Scope & content
The John Hay (1915-2011) papers represent a portion of the working life of John Hay. The naturalist, writer and poet spent most of his adult life on Cape Cod, Massachusetts, observing the birds and fish of the area and attempting to protect the fragile ecology of the Cape from the ever-growing number of tourists and settlers, their motels and mansions. In order to present the papers in the most useful manner, they have been grouped into four series: correspondence, research files, reviews of Hay's published books and, lastly, his writings.
While much of the material in the collection is undated, there are letters from as early as 1939 and as late as 2011. The bulk of the correspondence in the collection consists of letters to John Hay, but there are also letters by him, as well as letters from others to his father Clarence, and to his wife, the former Kristi Putnam, along with a generic letter to stockholders of a large company and assorted letters to and from other correspondents which refer to Hay's books. There is a particularly extensive section of correspondence between Hay and Peter Farb which explains their collaboration on The Atlantic Shore. These exchanges are housed in a separate sub-series comprising several folders arranged in date order.
Hay's papers also contain research or reference materials which have been filed alphabetically. The information covers a wide range of Hay's interests: everything from recommendations for wild flowers suitable for New England gardens, American Indian dancing, alewives, box turtles and the 1959 wreck of a trawler on the Cape Cod shore. Also included in this series are printed advertisements for Hay's books. Of particular note are photographs of the Astor Expedition to the Galapagos Islands taken by his father Clarence L. Hay in 1930.
John Hay's friends and his agent, Richard Winslow, made sure Hay received reviews of his books whether they came from local newspapers or from papers as far away as Texas. Hay saved these, often just as they came, clipped to a letter or one of Winslow's calling cards. Many of these have cryptic comments penned on them by Winslow. The reviews of more than half a dozen of Hay's thirty publications are here arranged alphabetically by the title of the book reviewed.
Hay kept a sort of diary and took notes on his observations. The collection includes a number of these journals, some yellow legal tablets and a sketch book, most of which are undated. There are a few journals that Hay labeled by the title of the book for which he was gathering information, and these are filed with draft material for the respective books.

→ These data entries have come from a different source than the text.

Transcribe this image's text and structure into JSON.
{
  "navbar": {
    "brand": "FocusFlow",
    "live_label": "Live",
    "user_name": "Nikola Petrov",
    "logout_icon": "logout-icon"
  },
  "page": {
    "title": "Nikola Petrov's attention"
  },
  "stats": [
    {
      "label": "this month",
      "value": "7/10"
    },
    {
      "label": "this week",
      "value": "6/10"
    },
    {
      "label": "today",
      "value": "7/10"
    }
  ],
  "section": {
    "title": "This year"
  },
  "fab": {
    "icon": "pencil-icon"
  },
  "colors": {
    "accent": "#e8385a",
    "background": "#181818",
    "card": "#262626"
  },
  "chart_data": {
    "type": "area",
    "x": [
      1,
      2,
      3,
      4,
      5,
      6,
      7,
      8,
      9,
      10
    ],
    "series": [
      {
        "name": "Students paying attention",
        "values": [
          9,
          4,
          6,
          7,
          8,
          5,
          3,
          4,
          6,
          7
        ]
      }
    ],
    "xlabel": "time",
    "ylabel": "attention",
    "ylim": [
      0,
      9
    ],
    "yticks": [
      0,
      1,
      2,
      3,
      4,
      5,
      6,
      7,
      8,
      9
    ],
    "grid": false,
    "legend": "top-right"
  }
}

All the journals are somewhat Joycean in style; they meander in the space of a single page from phone numbers to book titles, from Hay's sketches to children's scribbles, and from timed observations of fish migrations to fragments of poetry forming as the poet wrote. John Hay saved rough drafts of articles and book chapters as well as galley proofs and typescripts. These are filed to the extent possible, alphabetically by title or topic. All have been organized in folders in the rough order in which they were found. In some cases, there is accompanying correspondence which explains the notes and corrections, and for these, the letters have been kept with the drafts. Materials without title or clear topic are filed at the end. Publishers sought Hay's reviews of other writer's books on natural history and ecology, and there are copies of some of these reviews in the collection as well, filed together in the folder entitled Book reviews. Also included in the section of writings by John Hay are published articles and poems from magazines as different as Sports Illustrated and The Prairie Schooner.